Scientist Links Melting Polar Ice to Greenhouse Effect but His Group's Own Research Shows Otherwise
April 6, 2009
Ice pack in the Arctic receding thanks to solar activity, not global warmng, critic claims.

Polar bear in Arctic. (AP photo)
But Dr. Walter Meier, a cryosphere scientist at the National Snow and Ice Data Center (NSIDC) in Boulder, Colo., admits he can’t prove that the link is cause-and-effect.
“The thing that’s very clear is that the sea ice changes that we are seeing go hand in hand with the warming temperature that we’ve seen, particularly in the Arctic and around the globe,” Meier told CNSNews.com.
Meier and a group of scientists from NASA – the National Aeronautics and Space Administration -- announced Monday that this winter had the fifth lowest maximum ice extent on record.
“The maximum sea ice extent for 2008-09, reached on Feb. 28, was 5.85 million square miles,” according to researchers at the NSDIC. “That is 278,000 square miles less than the average extent for 1979 to 2000.”
According to NASA, the NSDIC team used two years worth of data from NASA’s Ice, Cloud, and land Elevation Satellite (ICESat) to make his observations.
They found that seasonal ice averages about 6 feet in thickness, while ice that had lasted through more than one summer averages about 9 feet, though it can “grow much thicker in some locations near the coast.”
CNSNews.com posed a question to Meier: “Given the fact that Arctic sea ice has changed many times in the past, how is it possible to know scientifically whether the melting is due to so-called man-made ‘global warming’ or to a natural cyclical phenomenon?”
Meier said he thinks there is a link between higher temperatures and increased greenhouse gases.

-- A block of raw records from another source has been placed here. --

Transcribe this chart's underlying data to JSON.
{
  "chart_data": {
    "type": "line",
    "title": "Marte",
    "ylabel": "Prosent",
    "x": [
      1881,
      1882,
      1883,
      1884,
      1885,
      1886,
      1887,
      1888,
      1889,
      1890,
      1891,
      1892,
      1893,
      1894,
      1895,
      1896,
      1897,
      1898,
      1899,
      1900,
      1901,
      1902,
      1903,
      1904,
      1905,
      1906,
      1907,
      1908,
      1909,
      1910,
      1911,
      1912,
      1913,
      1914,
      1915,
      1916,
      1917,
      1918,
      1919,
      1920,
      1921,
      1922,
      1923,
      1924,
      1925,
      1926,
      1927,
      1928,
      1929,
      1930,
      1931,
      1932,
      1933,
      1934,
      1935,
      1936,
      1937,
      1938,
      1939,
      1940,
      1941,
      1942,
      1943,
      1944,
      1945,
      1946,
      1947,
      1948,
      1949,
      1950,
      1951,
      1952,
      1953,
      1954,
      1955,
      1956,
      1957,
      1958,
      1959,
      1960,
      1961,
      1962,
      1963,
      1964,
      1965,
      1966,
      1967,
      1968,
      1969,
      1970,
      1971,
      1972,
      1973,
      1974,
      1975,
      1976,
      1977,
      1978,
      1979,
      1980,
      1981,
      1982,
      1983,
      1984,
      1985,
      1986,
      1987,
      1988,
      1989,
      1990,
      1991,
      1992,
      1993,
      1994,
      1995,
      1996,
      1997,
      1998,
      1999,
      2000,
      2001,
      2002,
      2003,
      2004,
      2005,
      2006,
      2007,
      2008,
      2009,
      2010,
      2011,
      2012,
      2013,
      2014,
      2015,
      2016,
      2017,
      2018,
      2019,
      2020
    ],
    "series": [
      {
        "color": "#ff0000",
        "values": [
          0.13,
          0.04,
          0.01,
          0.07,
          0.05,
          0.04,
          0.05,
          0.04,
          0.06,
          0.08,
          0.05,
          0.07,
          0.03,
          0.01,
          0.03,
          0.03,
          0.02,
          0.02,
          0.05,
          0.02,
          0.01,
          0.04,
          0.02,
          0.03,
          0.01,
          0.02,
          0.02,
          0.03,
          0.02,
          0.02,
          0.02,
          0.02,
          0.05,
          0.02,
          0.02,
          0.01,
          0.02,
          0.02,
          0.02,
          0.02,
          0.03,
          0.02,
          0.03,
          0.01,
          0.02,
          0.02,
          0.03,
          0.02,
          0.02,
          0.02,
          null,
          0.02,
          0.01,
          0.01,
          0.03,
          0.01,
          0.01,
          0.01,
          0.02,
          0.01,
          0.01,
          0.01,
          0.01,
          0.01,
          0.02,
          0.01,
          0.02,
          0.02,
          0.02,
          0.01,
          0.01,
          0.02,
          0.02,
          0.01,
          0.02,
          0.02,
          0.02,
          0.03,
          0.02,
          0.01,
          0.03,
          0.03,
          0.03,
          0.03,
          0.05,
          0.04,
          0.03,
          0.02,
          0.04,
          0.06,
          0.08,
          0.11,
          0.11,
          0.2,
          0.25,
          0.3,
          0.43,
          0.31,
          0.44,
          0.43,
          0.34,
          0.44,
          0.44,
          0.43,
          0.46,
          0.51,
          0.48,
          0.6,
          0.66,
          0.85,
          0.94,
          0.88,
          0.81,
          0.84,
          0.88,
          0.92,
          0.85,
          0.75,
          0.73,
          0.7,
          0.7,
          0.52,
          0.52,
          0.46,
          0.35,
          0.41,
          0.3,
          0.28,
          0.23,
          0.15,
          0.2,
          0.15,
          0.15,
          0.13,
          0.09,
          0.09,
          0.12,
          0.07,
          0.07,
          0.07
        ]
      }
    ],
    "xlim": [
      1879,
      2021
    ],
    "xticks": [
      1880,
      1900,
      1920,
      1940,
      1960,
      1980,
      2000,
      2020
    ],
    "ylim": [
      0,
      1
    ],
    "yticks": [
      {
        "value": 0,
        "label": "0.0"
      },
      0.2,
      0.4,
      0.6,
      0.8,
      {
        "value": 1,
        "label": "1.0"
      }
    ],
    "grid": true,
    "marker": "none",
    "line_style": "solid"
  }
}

But he admitted that sea ice has changed a lot through time and his understanding of long-term ice change is limited “somewhat” to century-old data.
“How it (Arctic sea ice) varied before our satellite record, which started in 1979, which is relatively short, is harder to say,” Meier told CNSNews.com, “although we have fairly good records at least back to the 1950s and somewhat that’s good through the early 1900s.”
But a veteran climatologist who questions the global warming idea, told CNSNes.com that NSIDC'’s own data refute Meier’s claim – and point to “solar activity” as a prime cause for the melting ice pack.
Dr. Joe D’Aleo, executive director of the International Climate and Environmental Change Assessment Project [ICECAP], said the depletion of sea ice in the Arctic is part of the Earth’s cycles – and “solar activity”
“The Arctic temperatures undergo a cyclical change every 60 to 70 years tied to cycles on the sun and in the oceans,” said D’Aleo, who was the first director of meteorology at The Weather Channel.
“You can see very warm temperatures in the 1930s then cooling and another warming in the last few decades in close correlation with solar activity,” he added, “but with a poor correlation with CO2.”
D’Aleo said that NSIDC’s own research put a spotlight on the correlation between melting Arctic ice sheets and solar activity back in 2007.
“One prominent researcher, Igor Polyakov at the University of Fairbanks, Alaska, pointed out that ‘pulses of unusually warm water have been entering the Arctic Ocean from the Atlantic, which several years later are seen in the ocean north of Siberia,’” D’Aleo said.
“These pulses of water are helping to heat the upper Arctic Ocean, contributing to summer ice melt and helping to reduce winter ice growth.”
Evolution of the Arctic
Regardless of its origin, the NASA and NSDIC scientists pointed out that melting sea ice is having profound effects on the Arctic.
According to Ronald Kwok, a research scientist at NASA’s Jet Propulsion Laboratory, older, thicker ice is disappearing and is being substituted by newer, thinner ice that is susceptible to the summer melt.
“Thin seasonal ice – ice that melts and re-freezes every year – makes up about 70 percent of the Arctic sea in wintertime, up from 40 to 50 percent in the 1980s and 1990s,” according to the NASA scientist.
“Thicker ice, which survives two or more years, now comprises 10 percent of wintertime ice cover, down 30 to 40 percent,” said another NASA researcher, Thomas Wagner.
The thinning ice is a problem for the Arctic’s wildlife and the people who reside there, Meier said.
“Of course there are also ramifications within the Arctic on wildlife that rely on the sea ice, such as polar bears, and seals, and walrus; and people that live in the Arctic that rely on the ice for transportation, for hunting, where the ice is really part of their culture,” he added.
Ironically, however, the scientists say the Arctic sea ice melt may uncover new ocean routes, new terrain for natural resources exploration, and change geographical ownership, according to the observations by NASA and the NSIDC.
“As this ice goes away, we’re going to have new trade routes, new opportunities to explore for natural resources, and it will completely change the geo-political landscape,” said NASA’s Wagner.
Wagner added that change in landscape may involve “everything from the potential for security issues for the U.S. to think about to how to respond to other nations that are making claims to the Arctic.”